Lo Stato abdica al compito previsto dalla nostra Costituzione di garantire a TUTTI gli italiani lavoro, salute, istruzione, sicurezza; abbandona il perseguimento del pubblico interesse e diventa uno Stato predatore alla ricerca di profitto.

La logica del profitto ricerca nuovi asset su cui speculare, piuttosto che creare posti di lavoro.

È cercare obiettivi contabili invece che obiettivi in termini di economia reale. Lo Stato che persegue l’interesse pubblico investe in infrastrutture moderne e in sicurezza, lo Stato predatore acquista asset nella disperata Grecia.

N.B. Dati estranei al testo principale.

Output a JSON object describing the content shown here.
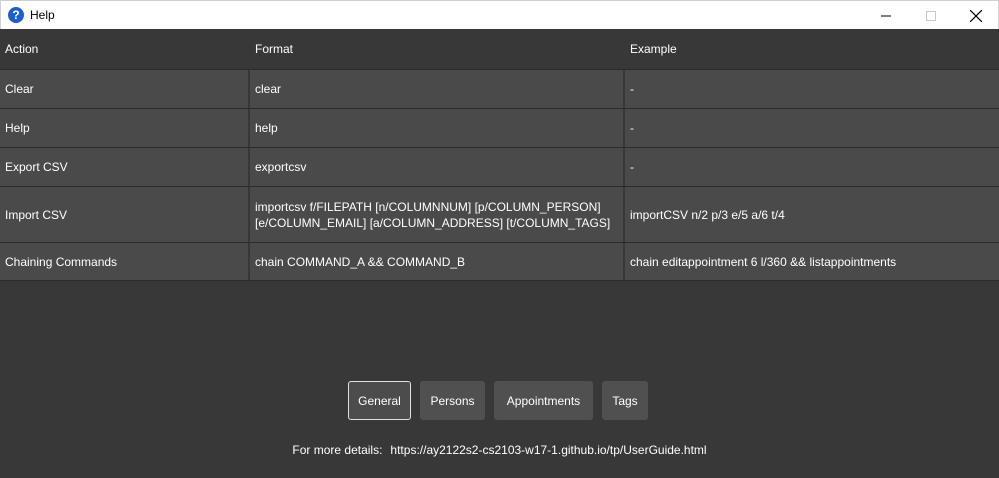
{
  "window": {
    "icon": "question-icon",
    "icon_glyph": "?",
    "title": "Help",
    "controls": [
      "minimize-icon",
      "maximize-icon",
      "close-icon"
    ]
  },
  "table": {
    "headers": [
      "Action",
      "Format",
      "Example"
    ],
    "rows": [
      {
        "action": "Clear",
        "format": "clear",
        "example": "-"
      },
      {
        "action": "Help",
        "format": "help",
        "example": "-"
      },
      {
        "action": "Export CSV",
        "format": "exportcsv",
        "example": "-"
      },
      {
        "action": "Import CSV",
        "format_line1": "importcsv f/FILEPATH [n/COLUMNNUM] [p/COLUMN_PERSON]",
        "format_line2": "[e/COLUMN_EMAIL] [a/COLUMN_ADDRESS] [t/COLUMN_TAGS]",
        "example": "importCSV n/2 p/3 e/5 a/6 t/4"
      },
      {
        "action": "Chaining Commands",
        "format": "chain COMMAND_A && COMMAND_B",
        "example": "chain editappointment 6 l/360 && listappointments"
      }
    ]
  },
  "tabs": [
    {
      "label": "General",
      "active": true
    },
    {
      "label": "Persons",
      "active": false
    },
    {
      "label": "Appointments",
      "active": false
    },
    {
      "label": "Tags",
      "active": false
    }
  ],
  "footer": {
    "label": "For more details:",
    "url": "https://ay2122s2-cs2103-w17-1.github.io/tp/UserGuide.html"
  },
  "colors": {
    "background": "#383838",
    "row": "#4a4a4a",
    "button": "#505050",
    "active_border": "#e0e0e0",
    "text": "#ffffff",
    "icon_blue": "#1e5fd0"
  }
}
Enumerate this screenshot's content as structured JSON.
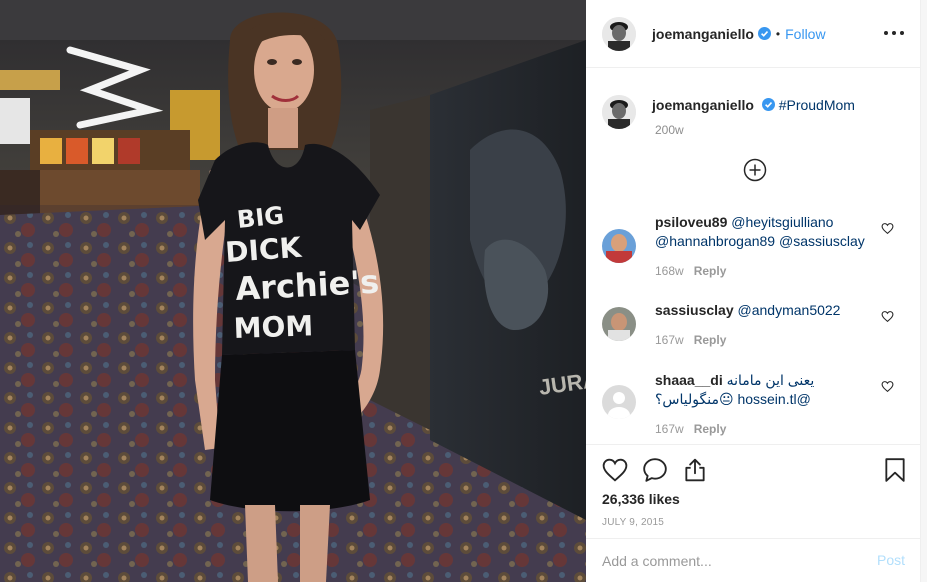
{
  "post": {
    "image_description_icon": "photo-woman-in-theater-lobby",
    "shirt_text": [
      "BIG",
      "DICK",
      "Archie's",
      "MOM"
    ],
    "sign_text": "JURASS"
  },
  "header": {
    "username": "joemanganiello",
    "verified_icon": "verified-badge-icon",
    "separator": "•",
    "follow_label": "Follow",
    "more_icon": "more-options-icon"
  },
  "caption": {
    "username": "joemanganiello",
    "text": "#ProudMom",
    "time": "200w"
  },
  "load_more_icon": "plus-circle-icon",
  "comments": [
    {
      "user": "psiloveu89",
      "text": "@heyitsgiulliano @hannahbrogan89 @sassiusclay",
      "time": "168w",
      "reply": "Reply"
    },
    {
      "user": "sassiusclay",
      "text": "@andyman5022",
      "time": "167w",
      "reply": "Reply"
    },
    {
      "user": "shaaa__di",
      "text": "یعنی این مامانه @hossein.tl 😐منگولیاس؟",
      "time": "167w",
      "reply": "Reply"
    }
  ],
  "actions": {
    "likes": "26,336 likes",
    "date": "JULY 9, 2015"
  },
  "add_comment": {
    "placeholder": "Add a comment...",
    "post_label": "Post"
  },
  "colors": {
    "link_blue": "#3897f0",
    "hashtag": "#003569",
    "muted": "#8e8e8e",
    "post_disabled": "#b2dffc"
  }
}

Ci aspetteremmo una condanna da parte dello Stato italiano contro lo sciacallaggio industriale ai danni della Grecia, costretta a vendere i pochi gioielli rimasti per colpa delle politiche di austerità. Invece si fa paladino di uno degli obiettivi per cui è nata l’austerity: l’accaparramento degli asset statali. Il paradosso è lo stesso tessuto industriale italiano ha subito la stessa logica di conquista applicata alla Grecia; nell’assurda difesa del pareggio di bilancio, il pesce piccolo è mangiato dal pesce medio che è a sua volta mangiato dal pesce grande.